The Wizard Scott, Mary's World Tour, Invocation of Horus, Catholics Demand Da Vinci Label, Sporty Hijab
Thursday March 23, 2006
The Scotsman, which is always a good read (although I really can't forgive that awful picture!), has another biography of a famous Scottish Wizard, the twelfth century Michael Scott. Scott, one of the most highly educated men of the Middle Ages, had a fearsome reputation as a magician who could split mountains and change the course of rivers.
A Seattle theater-reviewer ventures into his local OTO Lodge to witness a performance of the Rite of Horus.

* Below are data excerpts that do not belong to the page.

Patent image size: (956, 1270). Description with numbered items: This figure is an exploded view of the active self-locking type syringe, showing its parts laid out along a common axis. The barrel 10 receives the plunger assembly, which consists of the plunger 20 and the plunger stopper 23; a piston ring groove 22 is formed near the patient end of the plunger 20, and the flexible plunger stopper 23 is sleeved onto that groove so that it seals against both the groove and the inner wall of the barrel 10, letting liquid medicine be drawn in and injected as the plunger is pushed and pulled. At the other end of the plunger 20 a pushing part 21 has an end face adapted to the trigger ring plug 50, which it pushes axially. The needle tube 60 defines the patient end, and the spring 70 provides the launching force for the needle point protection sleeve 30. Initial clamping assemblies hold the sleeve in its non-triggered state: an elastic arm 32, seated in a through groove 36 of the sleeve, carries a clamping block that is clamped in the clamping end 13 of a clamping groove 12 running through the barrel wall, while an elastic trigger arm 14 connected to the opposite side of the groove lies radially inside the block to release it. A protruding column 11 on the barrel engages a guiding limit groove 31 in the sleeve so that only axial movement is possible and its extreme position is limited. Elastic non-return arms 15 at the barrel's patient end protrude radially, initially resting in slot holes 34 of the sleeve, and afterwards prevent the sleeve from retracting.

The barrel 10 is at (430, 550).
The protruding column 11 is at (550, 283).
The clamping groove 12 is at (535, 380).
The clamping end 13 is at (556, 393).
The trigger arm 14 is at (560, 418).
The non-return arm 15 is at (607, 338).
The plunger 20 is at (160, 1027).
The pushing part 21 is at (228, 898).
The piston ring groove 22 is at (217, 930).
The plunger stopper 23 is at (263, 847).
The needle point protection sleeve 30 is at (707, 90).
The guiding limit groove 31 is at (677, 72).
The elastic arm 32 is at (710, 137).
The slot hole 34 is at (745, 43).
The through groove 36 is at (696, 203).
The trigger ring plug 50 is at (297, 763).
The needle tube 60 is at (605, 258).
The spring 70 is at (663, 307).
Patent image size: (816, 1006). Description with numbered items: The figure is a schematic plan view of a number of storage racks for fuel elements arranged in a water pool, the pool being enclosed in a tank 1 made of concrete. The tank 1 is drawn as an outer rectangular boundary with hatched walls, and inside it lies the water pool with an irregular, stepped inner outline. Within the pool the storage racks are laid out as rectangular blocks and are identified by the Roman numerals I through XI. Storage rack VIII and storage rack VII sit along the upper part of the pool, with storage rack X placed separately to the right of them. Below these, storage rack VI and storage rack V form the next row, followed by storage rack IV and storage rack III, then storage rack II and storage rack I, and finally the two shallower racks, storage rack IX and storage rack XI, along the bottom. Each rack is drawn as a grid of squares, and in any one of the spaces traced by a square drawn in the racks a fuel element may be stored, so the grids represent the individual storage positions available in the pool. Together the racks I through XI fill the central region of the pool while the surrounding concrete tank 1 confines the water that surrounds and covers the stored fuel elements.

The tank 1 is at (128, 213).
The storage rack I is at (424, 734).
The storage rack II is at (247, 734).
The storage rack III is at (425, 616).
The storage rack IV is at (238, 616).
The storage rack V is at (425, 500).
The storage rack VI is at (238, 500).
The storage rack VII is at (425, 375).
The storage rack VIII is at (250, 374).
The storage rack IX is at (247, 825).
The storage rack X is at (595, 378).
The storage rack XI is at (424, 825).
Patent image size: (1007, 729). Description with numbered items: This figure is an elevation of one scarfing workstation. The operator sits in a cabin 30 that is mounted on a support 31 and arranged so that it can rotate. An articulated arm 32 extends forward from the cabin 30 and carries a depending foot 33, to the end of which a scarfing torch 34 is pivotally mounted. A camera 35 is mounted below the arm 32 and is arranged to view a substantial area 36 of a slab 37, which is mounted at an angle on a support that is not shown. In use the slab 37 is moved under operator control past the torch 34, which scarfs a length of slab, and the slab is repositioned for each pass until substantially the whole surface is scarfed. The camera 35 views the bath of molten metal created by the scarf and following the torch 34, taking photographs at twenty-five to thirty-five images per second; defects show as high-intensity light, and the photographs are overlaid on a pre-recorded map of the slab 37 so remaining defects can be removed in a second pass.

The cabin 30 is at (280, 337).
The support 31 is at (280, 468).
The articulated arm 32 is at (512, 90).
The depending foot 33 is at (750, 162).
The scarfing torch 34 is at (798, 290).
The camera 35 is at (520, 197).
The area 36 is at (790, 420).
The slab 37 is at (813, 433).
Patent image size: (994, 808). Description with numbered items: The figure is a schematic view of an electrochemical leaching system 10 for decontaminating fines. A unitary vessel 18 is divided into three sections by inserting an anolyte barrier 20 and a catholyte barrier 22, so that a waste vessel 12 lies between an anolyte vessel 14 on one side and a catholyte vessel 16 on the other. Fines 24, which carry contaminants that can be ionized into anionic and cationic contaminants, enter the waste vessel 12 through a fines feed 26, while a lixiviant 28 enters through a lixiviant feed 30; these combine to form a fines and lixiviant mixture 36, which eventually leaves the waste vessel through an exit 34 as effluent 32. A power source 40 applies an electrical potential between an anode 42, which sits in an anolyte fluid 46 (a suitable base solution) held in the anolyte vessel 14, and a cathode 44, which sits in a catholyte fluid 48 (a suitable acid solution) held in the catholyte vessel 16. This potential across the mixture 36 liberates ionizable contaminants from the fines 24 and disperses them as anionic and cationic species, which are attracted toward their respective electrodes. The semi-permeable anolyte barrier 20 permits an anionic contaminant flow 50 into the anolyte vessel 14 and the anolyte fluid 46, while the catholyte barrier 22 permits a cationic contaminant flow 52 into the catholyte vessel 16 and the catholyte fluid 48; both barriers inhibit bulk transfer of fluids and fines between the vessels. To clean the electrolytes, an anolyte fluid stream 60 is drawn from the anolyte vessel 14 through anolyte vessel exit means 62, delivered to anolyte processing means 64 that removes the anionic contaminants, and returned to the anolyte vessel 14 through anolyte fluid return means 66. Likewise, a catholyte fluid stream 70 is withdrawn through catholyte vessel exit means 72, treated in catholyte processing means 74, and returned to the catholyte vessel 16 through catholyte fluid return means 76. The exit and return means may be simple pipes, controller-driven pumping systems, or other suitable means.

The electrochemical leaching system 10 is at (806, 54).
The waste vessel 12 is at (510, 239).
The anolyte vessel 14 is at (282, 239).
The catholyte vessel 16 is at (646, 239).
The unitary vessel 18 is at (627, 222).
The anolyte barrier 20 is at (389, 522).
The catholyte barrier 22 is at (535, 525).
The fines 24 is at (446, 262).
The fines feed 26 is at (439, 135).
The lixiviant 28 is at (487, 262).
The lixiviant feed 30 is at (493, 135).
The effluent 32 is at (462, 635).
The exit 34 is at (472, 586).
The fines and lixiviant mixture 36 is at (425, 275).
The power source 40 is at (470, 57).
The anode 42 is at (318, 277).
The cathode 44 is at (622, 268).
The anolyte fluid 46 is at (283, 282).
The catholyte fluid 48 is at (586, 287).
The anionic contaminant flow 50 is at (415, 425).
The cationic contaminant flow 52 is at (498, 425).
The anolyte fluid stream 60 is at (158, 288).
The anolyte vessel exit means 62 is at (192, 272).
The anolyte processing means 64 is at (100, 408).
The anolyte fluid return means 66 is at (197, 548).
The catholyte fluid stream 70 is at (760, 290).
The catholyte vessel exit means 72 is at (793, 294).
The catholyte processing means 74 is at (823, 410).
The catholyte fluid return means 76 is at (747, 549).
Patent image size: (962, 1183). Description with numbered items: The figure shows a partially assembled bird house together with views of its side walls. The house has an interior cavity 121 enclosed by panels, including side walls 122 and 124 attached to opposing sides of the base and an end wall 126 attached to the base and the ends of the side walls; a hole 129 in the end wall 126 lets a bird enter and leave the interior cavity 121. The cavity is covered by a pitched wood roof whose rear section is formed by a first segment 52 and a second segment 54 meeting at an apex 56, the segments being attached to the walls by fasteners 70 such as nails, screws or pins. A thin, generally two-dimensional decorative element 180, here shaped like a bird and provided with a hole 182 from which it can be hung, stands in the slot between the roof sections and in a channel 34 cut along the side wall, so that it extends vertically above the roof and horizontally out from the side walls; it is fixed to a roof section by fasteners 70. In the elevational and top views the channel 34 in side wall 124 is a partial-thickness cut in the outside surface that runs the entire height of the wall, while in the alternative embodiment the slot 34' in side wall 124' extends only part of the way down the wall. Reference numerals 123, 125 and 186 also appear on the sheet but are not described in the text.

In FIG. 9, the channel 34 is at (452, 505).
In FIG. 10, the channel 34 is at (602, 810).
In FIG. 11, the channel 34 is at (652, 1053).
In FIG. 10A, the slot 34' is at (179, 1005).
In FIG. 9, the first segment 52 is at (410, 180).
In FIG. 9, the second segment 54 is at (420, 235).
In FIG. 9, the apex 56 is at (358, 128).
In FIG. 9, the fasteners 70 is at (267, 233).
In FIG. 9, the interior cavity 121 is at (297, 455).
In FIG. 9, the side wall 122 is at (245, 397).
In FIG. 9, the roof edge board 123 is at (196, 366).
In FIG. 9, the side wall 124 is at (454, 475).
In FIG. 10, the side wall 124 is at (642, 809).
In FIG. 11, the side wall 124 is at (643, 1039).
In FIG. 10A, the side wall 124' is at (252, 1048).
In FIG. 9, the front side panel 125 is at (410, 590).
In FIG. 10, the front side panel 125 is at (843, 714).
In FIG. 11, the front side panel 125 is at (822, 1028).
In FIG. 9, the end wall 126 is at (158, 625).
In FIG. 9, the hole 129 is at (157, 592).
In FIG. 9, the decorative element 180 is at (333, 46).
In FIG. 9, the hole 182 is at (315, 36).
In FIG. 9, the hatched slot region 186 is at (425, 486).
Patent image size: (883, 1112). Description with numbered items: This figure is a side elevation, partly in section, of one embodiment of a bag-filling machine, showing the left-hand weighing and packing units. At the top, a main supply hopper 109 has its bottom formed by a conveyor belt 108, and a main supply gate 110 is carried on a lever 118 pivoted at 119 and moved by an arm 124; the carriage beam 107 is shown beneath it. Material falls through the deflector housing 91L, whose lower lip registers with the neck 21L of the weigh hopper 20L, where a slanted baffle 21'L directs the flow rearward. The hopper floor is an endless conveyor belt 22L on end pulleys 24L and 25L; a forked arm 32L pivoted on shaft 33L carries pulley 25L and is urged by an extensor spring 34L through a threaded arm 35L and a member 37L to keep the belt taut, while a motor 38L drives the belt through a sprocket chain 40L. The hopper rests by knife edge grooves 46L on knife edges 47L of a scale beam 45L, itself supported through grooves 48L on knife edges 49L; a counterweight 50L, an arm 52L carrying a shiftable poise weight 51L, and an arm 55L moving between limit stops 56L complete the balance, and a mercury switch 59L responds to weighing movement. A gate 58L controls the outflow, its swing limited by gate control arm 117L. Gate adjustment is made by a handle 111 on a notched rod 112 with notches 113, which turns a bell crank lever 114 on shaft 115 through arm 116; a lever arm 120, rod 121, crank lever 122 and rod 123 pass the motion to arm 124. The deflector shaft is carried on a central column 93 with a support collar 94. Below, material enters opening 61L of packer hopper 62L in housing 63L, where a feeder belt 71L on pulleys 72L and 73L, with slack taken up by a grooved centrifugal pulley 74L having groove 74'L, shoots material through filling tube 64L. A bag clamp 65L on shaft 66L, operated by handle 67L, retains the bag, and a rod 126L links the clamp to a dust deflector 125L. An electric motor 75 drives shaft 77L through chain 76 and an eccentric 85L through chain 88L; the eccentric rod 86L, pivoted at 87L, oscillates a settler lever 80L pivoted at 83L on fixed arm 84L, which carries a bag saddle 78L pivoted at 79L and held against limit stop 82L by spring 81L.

The Virgin Mary has apparently decided a tree belonging to a casino is not sufficient housing, and dropped in to visit a new tree in the Philippines. Meanwhile, Italian police are investigating a weeping Mary statue, and doctors have made inexplicable conclusions about a bleeding portrait in a village church in Russia. It seems hardly worth mentioning yet another appearance in the clouds that will inevitably end up for sale on Ebay.
With the release of the new Da Vinci Code movie immanent, Catholics have stepped up their demands for a disclaimer label declaring the movie fiction (and presumably, preserving the "truth" that Jesus died and became God without getting married first, and that the Gnostic gospels were a bunch of counterfit hooey rightly dismissed by the Church in its eternal wisdom...) (More Da Vinci Code stories in our forum)
Nike's newest (and probably strangest) new product: the Sporty hijab.